Farmer was later found competent to stand trial, however, according to court records.
The indictment against Farmer alleged that sometime between 1999 and 2001, he “tattooed his own face with two teardrops, to commemorate having killed” Lowry and Siegers. A recent mug shot shows Farmer’s face festooned with tattoos, including teardrops, crowns and other gang insignia.
In a motion earlier this week, Kelly’s attorneys said Farmer has since gotten a new face tattoo that reads “f--- the feds.” They said he was able to enter Kelly’s cell while the singer was sleeping and stomped on his head repeatedly.
The general population is not safe for Kelly, his attorneys argue, and there is little chance he will go to trial anytime soon because of the COVID-19 pandemic.
During arguments in New York on Friday, the three-judge appellate panel sounded skeptical that Kelly deserved bond, given the seriousness of the charges.
“It seems to be a blunderbuss approach to just release him,” one judge said. “If we didn’t have coronavirus, I don’t think you’d be here.”
Kelly, 53, faces two federal indictments in two states on charges related to sexual abuse.

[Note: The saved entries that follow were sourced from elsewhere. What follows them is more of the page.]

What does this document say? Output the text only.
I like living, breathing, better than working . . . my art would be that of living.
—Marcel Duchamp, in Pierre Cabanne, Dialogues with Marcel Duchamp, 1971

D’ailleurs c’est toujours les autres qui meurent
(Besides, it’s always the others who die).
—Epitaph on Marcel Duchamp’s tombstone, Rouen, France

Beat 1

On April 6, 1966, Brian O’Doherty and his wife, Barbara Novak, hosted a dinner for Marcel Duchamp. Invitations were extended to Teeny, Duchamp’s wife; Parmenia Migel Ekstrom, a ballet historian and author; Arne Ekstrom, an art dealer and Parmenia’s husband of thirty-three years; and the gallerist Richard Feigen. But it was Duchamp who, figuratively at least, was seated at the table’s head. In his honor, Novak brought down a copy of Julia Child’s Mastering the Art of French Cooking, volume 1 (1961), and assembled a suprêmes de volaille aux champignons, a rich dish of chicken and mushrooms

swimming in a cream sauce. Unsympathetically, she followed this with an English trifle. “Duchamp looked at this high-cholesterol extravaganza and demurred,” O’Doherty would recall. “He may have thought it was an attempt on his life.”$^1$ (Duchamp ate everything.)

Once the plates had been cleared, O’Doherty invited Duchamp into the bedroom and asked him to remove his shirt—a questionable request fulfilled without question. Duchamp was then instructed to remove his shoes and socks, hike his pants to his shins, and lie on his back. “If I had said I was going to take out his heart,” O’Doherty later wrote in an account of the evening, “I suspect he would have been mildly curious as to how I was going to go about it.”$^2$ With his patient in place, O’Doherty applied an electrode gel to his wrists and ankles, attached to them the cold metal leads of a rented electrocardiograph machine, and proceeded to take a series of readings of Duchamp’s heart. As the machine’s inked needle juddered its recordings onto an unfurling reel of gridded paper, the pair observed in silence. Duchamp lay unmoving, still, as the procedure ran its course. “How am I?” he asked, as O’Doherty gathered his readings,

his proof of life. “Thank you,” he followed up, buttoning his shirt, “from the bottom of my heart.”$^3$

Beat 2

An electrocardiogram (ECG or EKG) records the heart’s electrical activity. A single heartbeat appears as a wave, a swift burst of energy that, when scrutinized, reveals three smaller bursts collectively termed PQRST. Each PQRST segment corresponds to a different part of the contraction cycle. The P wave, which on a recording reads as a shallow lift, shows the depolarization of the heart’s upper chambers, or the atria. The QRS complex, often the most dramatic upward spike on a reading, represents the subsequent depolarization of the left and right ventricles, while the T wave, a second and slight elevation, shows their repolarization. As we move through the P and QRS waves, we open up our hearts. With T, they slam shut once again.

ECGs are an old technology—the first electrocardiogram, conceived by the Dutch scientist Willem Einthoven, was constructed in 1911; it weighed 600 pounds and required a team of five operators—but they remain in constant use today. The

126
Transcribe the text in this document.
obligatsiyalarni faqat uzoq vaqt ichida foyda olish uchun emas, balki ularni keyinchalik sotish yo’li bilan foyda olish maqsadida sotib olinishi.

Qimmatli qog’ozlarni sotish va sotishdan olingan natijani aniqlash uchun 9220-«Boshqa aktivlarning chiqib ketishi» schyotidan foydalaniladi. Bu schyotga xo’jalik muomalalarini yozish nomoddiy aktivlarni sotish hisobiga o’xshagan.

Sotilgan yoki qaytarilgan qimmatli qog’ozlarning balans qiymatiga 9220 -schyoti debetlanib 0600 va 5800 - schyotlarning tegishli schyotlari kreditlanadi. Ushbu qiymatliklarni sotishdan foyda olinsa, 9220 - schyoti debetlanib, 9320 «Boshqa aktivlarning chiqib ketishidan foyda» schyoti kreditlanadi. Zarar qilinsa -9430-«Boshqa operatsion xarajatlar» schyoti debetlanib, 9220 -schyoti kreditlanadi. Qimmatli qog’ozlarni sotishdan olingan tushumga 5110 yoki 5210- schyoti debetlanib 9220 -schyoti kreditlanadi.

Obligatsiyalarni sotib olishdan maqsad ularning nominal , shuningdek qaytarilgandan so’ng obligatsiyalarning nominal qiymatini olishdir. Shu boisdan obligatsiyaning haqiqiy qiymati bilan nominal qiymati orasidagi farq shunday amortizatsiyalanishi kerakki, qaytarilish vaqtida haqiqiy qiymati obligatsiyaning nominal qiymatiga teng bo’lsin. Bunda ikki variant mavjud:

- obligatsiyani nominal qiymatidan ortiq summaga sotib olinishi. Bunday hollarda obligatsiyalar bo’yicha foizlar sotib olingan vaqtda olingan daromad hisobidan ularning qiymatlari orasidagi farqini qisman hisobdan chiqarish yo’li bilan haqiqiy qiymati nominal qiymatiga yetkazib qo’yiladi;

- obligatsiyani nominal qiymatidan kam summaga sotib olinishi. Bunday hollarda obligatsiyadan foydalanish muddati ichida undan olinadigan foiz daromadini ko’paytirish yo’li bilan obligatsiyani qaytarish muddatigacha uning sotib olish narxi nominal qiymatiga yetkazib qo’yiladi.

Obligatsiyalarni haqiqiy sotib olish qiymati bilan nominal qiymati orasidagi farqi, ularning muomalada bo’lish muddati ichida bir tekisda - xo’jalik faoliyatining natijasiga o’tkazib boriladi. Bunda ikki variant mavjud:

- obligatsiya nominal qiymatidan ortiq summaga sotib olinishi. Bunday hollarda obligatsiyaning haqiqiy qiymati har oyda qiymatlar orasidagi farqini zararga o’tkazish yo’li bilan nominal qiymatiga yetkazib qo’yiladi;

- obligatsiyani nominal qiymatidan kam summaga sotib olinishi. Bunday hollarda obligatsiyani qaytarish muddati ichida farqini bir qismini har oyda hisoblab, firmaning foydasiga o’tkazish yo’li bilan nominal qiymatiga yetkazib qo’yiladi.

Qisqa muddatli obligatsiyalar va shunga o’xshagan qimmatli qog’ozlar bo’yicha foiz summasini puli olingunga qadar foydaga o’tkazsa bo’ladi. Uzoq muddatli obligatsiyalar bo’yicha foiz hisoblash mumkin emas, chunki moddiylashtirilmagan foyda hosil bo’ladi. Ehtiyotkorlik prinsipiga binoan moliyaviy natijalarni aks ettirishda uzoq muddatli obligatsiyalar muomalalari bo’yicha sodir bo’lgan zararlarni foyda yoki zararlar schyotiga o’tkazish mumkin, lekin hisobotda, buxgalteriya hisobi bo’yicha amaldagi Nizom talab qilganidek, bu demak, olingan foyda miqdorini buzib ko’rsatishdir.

He has been held without bond since his arrest in July 2019.
Federal prosecutors in Chicago accuse him of conspiring to rig his 2008 child pornography trial in Cook County by paying off witnesses and victims to change their stories. The indictment also alleged Kelly and his co-defendants paid hundreds of thousands of dollars to recover child sex tapes before they fell into the hands of prosecutors.
The longtime R&B superstar faces racketeering conspiracy charges in U.S. District Court in New York alleging he identified underage girls attending his concerts and groomed them for sexual abuse.
Kelly’s attorneys have repeatedly argued for his release on bond and have been repeatedly rejected. Even if a judge in Chicago granted the most recent request, Kelly has also been ordered held without bond on the charges in New York, so he would still remain in custody pending the appeal before the 2nd U.S. Circuit Court of Appeals.
Kelly also faces charges of sexual abuse and sexual assault in Cook County, and charges in Minnesota related to solicitation.